We will now start to bootstrap the cluster by executing the bootstrap command to our newly created control-plane node by running the following command:

talosctl bootstrap --nodes 10.10.10.230

This may now take a while until everything is completed. We can validate the state by running the following command:

talosctl health --nodes 10.10.10.230

This might provide an overview of the current state like:

discovered nodes: ["10.10.10.231" "10.10.10.232" "10.10.10.230"]
waiting for etcd to be healthy: ...
waiting for etcd to be healthy: OK
waiting for etcd members to be consistent across nodes: ...
waiting for etcd members to be consistent across nodes: OK
waiting for etcd members to be control plane nodes: ...
waiting for etcd members to be control plane nodes: OK
waiting for apid to be ready: ...
waiting for apid to be ready: OK
waiting for all nodes memory sizes: ...
waiting for all nodes memory sizes: OK
waiting for all nodes disk sizes: ...
waiting for all nodes disk sizes: OK
waiting for no diagnostics: ...
waiting for no diagnostics: OK
waiting for kubelet to be healthy: ...
waiting for kubelet to be healthy: OK
waiting for all nodes to finish boot sequence: ...
waiting for all nodes to finish boot sequence: OK
waiting for all k8s nodes to report: ...
waiting for all k8s nodes to report: can't find expected node with IPs ["10.10.10.232"]
waiting for all k8s nodes to report: OK
waiting for all control plane static pods to be running: ...
waiting for all control plane static pods to be running: OK
waiting for all control plane components to be ready: ...
waiting for all control plane components to be ready: OK
waiting for all k8s nodes to report ready: ...
waiting for all k8s nodes to report ready: some nodes are not ready: [gyptazy-talos01 gyptazy-talos03]

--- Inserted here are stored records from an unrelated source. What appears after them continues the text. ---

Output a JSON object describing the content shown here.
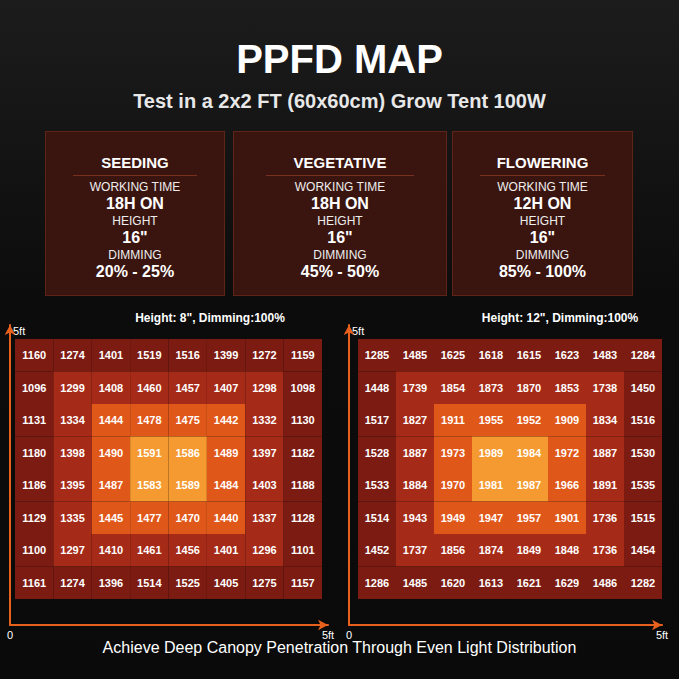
{
  "header": {
    "title": "PPFD MAP",
    "subtitle": "Test in a 2x2 FT (60x60cm) Grow Tent 100W"
  },
  "modes": [
    {
      "name": "SEEDING",
      "rows": [
        {
          "label": "WORKING TIME",
          "value": "18H ON"
        },
        {
          "label": "HEIGHT",
          "value": "16\""
        },
        {
          "label": "DIMMING",
          "value": "20% - 25%"
        }
      ]
    },
    {
      "name": "VEGETATIVE",
      "rows": [
        {
          "label": "WORKING TIME",
          "value": "18H ON"
        },
        {
          "label": "HEIGHT",
          "value": "16\""
        },
        {
          "label": "DIMMING",
          "value": "45% - 50%"
        }
      ]
    },
    {
      "name": "FLOWERING",
      "rows": [
        {
          "label": "WORKING TIME",
          "value": "12H ON"
        },
        {
          "label": "HEIGHT",
          "value": "16\""
        },
        {
          "label": "DIMMING",
          "value": "85% - 100%"
        }
      ]
    }
  ],
  "chart_data": [
    {
      "type": "heatmap",
      "title": "Height: 8\", Dimming:100%",
      "xlim": [
        0,
        5
      ],
      "ylim": [
        0,
        5
      ],
      "xticks": [
        0,
        {
          "value": 5,
          "label": "5ft"
        }
      ],
      "yticks": [
        {
          "value": 5,
          "label": "5ft"
        }
      ],
      "data_labels": true,
      "cells": [
        [
          1160,
          1274,
          1401,
          1519,
          1516,
          1399,
          1272,
          1159
        ],
        [
          1096,
          1299,
          1408,
          1460,
          1457,
          1407,
          1298,
          1098
        ],
        [
          1131,
          1334,
          1444,
          1478,
          1475,
          1442,
          1332,
          1130
        ],
        [
          1180,
          1398,
          1490,
          1591,
          1586,
          1489,
          1397,
          1182
        ],
        [
          1186,
          1395,
          1487,
          1583,
          1589,
          1484,
          1403,
          1188
        ],
        [
          1129,
          1335,
          1445,
          1477,
          1470,
          1440,
          1337,
          1128
        ],
        [
          1100,
          1297,
          1410,
          1461,
          1456,
          1401,
          1296,
          1101
        ],
        [
          1161,
          1274,
          1396,
          1514,
          1525,
          1405,
          1275,
          1157
        ]
      ]
    },
    {
      "type": "heatmap",
      "title": "Height: 12\", Dimming:100%",
      "xlim": [
        0,
        5
      ],
      "ylim": [
        0,
        5
      ],
      "xticks": [
        0,
        {
          "value": 5,
          "label": "5ft"
        }
      ],
      "yticks": [
        {
          "value": 5,
          "label": "5ft"
        }
      ],
      "data_labels": true,
      "cells": [
        [
          1285,
          1485,
          1625,
          1618,
          1615,
          1623,
          1483,
          1284
        ],
        [
          1448,
          1739,
          1854,
          1873,
          1870,
          1853,
          1738,
          1450
        ],
        [
          1517,
          1827,
          1911,
          1955,
          1952,
          1909,
          1834,
          1516
        ],
        [
          1528,
          1887,
          1973,
          1989,
          1984,
          1972,
          1887,
          1530
        ],
        [
          1533,
          1884,
          1970,
          1981,
          1987,
          1966,
          1891,
          1535
        ],
        [
          1514,
          1943,
          1949,
          1947,
          1957,
          1901,
          1736,
          1515
        ],
        [
          1452,
          1737,
          1856,
          1874,
          1849,
          1848,
          1736,
          1454
        ],
        [
          1286,
          1485,
          1620,
          1613,
          1621,
          1629,
          1486,
          1282
        ]
      ]
    }
  ],
  "footer": "Achieve Deep Canopy Penetration Through Even Light Distribution"
}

Looks like we still need to wait… A few minutes later, we can check this again and should finally see within the last line:

waiting for all k8s nodes to report schedulable: OK

Our Kubernetes cluster is finally up and running! Congratulations!

Receiving the Kubeconfig

We finally have a Kubernetes cluster running but we also want to orchestrate and use this newly created one. As a result, we need to get our Kubeconfig which can easily be done via talosctl:

talosctl kubeconfig --nodes 10.10.10.230

Afterwards, we can simply source this kubeconfig as an export and start running commands by kubectl:

export KUBECONFIG=$(pwd)/kubeconfig
kubectl get nodes

Where we get our usual output returned:

NAME              STATUS   ROLES           AGE     VERSION
gyptazy-talos01   Ready    control-plane   7m13s   v1.32.1
gyptazy-talos02   Ready    <none>          7m20s   v1.32.1
gyptazy-talos03   Ready    <none>          6m54s   v1.32.1

At this point, you can finally start using your Kubernetes cluster as usual.

Conclusion

Talos Linux makes deploying and managing Kubernetes clusters incredibly simple, efficient, and secure. With its minimalistic, immutable, and API-driven approach, Talos eliminates many of the traditional complexities associated with setting up a cluster. In just a few steps, we were able to configure a fully functional Kubernetes environment, proving that Talos is not only easy to use but also highly scalable. Whether you’re working with bare metal, cloud, or virtualized environments, Talos adapts seamlessly, allowing for rapid deployment of even large-scale Kubernetes clusters. The built-in automation, enhanced security, and streamlined configuration process make it a go-to choice for modern infrastructure management. If you’re looking for a reliable, production-ready OS to power your Kubernetes workloads, Talos is definitely worth considering. And if not, a look at one of my virtualization topics, such like Proxmox, XCP-ng, Harvester or bhyve in ClonOS might be a look worth!